Here our eagerness to find a tangible basis for belief makes every new theory or ideology or self-help technique worthy of devotion. “Novelty” writes theologian Scott Bader-Saye “is alluring….But the new quickly becomes old, and so novelty creates an inexhaustible desire. Our love of novelty can even take on the appearance of a search for truth, when in fact it is only a form of distraction. This seems to have been the case in first-century Athens.”

If our first instinct in this relativistic world issues from our inability to wait for the God who is God, our second instinct is to trust just about everything else instead. The philosophers of Athens built statues to every imaginable object of worship; and when they had exhausted the options, they built one more just in case: “To an Unknown God.” Paul could have taken offense but instead he takes the statue as an opening for substantive conversation: “I perceive that in every way you are very religious.” Again says Bader-Saye, “Paul discovers an opening for proclamation not in some natural religious impulse but in their willingness to confess that there are things they do not know, things they cannot see. Paul recognizes that their attraction to novelty goes hand in hand with the lure of visibility. The novel attracts us only insofar as it is easily grasped. If ‘seeing’ a new truth requires time and training, the novelty inevitably wears off before truth is found.”

Paul would say the same of us. It is not so much that we go from one god to another as it is that we are vulnerable to persons or theories or methodologies or ideologies or churches that will meet our need for visibility with little effort on our part. We trust what we can try or, to use Paul’s words, “we hope to feel after God and find him.” The criterion for our trust is whether the new idea works for us; and while it works, we are downright evangelical devotees...until, of course, a new apostle wanders into town or happens upon the best-seller list. Then like the philosophers of Athens, we are all ears.

“By proclaiming the invisible and the unknown” to the philosophers of Athens and the relativists of the twenty-first century says Bader-Saye, “Paul refuses to let God become just another novelty, just another idol.” “What you therefore worship as unknown,” says Paul “I proclaim to you. The God who made the world and everything in it, being Lord of heaven and earth, does not live in shrines made by mortals nor is he served by human hands.”

Somewhere between the God of Max Born—the God who plays dice—and the God of Albert Einstein—the God who created an objective universe of law and order but eludes our knowing--there is the living God who comes to us not in stone tablets or statues but in the flesh and blood of a human life. The God who has chosen to be known in Jesus Christ resists every effort of religion to absolutize his words and actions even as God refuses philosophy’s affair with novelty by the scandalous particularity of the incarnation. Somewhere between the absolutism of our heads and the relativism of our hearts, the God who gives, to all, life and breath and everything; who made, from one, every nation of men and women to live on the face of the earth; the God who is not far from each one of us, in whom we live and move and have our being is the God who, even now, seeks us seeking him.

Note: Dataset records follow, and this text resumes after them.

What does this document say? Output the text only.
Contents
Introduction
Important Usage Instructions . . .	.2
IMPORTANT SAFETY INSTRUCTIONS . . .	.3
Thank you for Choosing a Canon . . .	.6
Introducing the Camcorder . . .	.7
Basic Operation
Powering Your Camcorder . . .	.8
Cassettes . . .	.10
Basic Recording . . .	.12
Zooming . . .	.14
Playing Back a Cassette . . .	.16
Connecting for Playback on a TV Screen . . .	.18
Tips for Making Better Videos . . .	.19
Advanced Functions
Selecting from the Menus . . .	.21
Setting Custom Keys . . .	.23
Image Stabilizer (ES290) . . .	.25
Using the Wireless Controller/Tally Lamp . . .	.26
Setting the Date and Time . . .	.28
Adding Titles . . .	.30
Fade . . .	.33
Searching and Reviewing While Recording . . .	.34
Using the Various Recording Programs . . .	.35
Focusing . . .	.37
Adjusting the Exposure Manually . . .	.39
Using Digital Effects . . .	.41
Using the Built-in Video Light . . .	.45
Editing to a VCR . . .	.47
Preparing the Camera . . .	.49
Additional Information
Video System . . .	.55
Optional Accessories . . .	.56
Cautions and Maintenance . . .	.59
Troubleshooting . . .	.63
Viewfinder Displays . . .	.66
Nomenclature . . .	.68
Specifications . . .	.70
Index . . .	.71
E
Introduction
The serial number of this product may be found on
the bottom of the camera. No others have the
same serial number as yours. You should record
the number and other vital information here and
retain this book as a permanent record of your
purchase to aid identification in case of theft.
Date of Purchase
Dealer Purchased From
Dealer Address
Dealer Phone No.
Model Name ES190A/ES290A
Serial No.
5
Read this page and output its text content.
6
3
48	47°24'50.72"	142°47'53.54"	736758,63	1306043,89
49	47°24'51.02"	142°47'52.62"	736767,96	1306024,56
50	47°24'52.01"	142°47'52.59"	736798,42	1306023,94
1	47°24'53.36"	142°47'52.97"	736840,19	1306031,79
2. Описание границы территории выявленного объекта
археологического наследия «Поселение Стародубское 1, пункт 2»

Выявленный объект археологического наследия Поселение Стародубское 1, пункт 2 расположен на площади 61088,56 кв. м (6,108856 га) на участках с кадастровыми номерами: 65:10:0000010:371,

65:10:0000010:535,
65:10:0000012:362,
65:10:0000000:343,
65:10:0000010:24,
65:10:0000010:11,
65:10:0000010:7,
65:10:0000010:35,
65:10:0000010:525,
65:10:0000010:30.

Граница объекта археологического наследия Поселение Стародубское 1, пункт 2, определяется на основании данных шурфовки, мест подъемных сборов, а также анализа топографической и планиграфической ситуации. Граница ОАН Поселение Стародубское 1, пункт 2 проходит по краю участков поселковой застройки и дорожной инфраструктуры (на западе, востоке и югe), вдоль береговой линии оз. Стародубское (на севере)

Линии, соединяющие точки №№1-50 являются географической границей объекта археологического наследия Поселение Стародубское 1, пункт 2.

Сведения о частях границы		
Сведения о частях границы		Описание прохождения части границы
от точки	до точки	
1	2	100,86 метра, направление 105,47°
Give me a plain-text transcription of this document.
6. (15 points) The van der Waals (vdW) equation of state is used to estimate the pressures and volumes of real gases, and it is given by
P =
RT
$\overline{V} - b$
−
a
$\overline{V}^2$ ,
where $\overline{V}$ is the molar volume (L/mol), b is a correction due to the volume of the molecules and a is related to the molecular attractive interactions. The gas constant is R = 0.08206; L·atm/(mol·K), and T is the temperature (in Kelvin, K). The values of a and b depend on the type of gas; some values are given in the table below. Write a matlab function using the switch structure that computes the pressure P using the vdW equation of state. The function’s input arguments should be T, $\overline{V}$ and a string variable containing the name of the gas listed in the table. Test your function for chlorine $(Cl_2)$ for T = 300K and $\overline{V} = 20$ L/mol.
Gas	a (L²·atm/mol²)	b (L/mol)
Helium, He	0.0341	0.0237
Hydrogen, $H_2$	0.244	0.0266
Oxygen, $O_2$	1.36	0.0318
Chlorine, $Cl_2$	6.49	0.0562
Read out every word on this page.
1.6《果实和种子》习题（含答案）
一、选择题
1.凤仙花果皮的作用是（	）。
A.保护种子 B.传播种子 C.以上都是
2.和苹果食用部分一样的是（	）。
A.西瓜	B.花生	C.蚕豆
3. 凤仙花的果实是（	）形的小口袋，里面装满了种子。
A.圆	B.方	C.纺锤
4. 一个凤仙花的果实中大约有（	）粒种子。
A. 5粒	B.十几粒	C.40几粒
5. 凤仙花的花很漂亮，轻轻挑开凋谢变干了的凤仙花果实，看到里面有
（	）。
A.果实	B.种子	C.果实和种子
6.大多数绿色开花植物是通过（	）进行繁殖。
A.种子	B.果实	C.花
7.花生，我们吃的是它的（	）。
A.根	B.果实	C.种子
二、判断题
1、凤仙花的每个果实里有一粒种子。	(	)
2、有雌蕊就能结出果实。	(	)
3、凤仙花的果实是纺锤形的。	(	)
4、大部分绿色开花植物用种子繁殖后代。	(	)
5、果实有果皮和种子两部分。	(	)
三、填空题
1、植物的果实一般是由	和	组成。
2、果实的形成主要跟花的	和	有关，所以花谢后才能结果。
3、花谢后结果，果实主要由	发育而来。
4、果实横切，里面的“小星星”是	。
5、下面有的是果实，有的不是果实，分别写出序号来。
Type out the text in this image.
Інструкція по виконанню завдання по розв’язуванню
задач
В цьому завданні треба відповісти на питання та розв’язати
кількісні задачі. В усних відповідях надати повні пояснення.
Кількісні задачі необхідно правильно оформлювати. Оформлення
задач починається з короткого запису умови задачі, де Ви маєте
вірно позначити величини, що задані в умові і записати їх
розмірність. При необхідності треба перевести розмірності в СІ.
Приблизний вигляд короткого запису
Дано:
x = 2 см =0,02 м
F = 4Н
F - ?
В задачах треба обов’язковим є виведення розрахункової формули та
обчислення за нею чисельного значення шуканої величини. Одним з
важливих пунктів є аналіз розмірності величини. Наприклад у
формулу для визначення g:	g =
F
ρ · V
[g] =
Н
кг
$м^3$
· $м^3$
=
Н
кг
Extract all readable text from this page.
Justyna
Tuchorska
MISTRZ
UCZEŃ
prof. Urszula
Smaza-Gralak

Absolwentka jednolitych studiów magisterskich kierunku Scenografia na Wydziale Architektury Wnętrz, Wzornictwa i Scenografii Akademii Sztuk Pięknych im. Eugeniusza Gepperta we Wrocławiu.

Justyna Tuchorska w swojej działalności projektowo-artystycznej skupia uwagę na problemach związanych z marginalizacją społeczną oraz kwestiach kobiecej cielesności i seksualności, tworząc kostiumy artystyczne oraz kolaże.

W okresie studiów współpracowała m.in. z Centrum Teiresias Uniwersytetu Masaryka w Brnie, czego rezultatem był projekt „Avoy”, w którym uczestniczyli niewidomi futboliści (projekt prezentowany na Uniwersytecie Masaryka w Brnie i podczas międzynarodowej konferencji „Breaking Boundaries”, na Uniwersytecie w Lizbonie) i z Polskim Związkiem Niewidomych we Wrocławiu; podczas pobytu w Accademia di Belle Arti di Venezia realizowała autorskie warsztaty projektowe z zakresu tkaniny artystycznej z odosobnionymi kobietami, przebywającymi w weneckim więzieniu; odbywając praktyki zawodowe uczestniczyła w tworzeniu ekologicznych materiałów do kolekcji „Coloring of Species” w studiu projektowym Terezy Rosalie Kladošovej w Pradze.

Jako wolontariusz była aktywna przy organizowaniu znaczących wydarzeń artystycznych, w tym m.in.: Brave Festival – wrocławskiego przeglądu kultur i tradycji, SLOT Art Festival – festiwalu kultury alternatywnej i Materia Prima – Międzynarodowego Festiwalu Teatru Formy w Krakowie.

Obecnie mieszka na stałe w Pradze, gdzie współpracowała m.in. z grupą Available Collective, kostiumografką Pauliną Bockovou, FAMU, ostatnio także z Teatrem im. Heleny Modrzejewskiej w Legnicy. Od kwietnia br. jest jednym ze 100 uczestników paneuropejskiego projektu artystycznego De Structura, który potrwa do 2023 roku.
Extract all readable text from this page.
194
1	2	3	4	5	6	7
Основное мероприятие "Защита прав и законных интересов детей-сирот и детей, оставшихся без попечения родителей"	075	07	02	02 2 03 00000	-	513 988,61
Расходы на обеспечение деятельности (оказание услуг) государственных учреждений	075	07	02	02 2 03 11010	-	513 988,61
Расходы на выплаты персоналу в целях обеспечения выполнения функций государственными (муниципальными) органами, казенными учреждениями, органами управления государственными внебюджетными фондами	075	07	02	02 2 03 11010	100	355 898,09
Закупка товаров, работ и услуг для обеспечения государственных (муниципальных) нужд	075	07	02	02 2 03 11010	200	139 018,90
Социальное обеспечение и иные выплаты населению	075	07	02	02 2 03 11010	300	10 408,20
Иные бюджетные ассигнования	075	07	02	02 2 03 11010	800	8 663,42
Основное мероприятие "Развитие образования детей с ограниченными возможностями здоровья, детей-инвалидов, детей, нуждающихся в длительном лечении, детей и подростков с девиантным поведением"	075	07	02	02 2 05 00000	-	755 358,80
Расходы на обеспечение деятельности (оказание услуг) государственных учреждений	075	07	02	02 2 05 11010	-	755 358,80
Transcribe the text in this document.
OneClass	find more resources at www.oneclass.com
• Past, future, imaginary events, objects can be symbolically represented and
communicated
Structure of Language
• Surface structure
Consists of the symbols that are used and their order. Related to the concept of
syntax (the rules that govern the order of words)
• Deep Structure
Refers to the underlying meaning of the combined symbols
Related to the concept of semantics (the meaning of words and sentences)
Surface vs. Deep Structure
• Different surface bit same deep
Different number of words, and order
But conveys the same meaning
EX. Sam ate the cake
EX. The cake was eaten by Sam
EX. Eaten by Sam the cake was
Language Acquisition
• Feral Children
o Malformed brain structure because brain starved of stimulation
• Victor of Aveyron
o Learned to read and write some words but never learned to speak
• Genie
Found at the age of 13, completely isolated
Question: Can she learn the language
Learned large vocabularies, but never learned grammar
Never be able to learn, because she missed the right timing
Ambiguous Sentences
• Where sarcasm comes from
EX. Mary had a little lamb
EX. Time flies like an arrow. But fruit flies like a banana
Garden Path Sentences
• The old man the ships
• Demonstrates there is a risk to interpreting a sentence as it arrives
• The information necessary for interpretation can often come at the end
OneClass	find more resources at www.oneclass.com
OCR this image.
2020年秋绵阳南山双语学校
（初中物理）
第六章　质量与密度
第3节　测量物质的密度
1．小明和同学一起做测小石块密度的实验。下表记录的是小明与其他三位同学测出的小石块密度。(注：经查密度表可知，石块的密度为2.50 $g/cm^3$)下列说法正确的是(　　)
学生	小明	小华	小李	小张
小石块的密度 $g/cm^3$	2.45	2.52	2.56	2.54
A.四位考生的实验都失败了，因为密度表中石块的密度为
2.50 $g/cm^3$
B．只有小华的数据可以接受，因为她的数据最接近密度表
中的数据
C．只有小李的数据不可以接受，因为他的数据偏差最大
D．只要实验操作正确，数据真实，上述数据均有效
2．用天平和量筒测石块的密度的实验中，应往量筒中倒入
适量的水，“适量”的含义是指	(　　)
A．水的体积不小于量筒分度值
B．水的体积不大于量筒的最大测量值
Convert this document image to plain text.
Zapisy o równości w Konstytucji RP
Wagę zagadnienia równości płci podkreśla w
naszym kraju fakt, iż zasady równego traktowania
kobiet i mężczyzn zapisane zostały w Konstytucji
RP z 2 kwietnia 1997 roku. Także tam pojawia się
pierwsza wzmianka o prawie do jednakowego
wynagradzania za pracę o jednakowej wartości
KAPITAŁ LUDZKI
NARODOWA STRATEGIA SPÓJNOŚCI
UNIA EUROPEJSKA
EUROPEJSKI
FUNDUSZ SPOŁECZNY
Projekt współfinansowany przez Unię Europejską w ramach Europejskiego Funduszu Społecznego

We were made, you and I, such that absolutes will finally never be our lot to find because we are being sought absolutely by the God who made the world and everything in it. We have been made, my friends, for revelation and not relativism, for awe and not absolutism, for service and not idle speculation, and we are restless until we rest in God.

All of which is to say in this relativistic world (by design?) that there are no absolutes save the absolutely sure promise of God to be with us and for us made tangible in Jesus Christ. In him God searches for us until God finds us and on his shoulder returns us home rejoicing; in him God waits for us until God spies us down the road leading back from a far country and runs to embrace us; in him God accompanies us in the valley of every shadow until that day when our hope becomes an eternal reality and we see face to face the love that never has and never will let us go. Thanks be to God.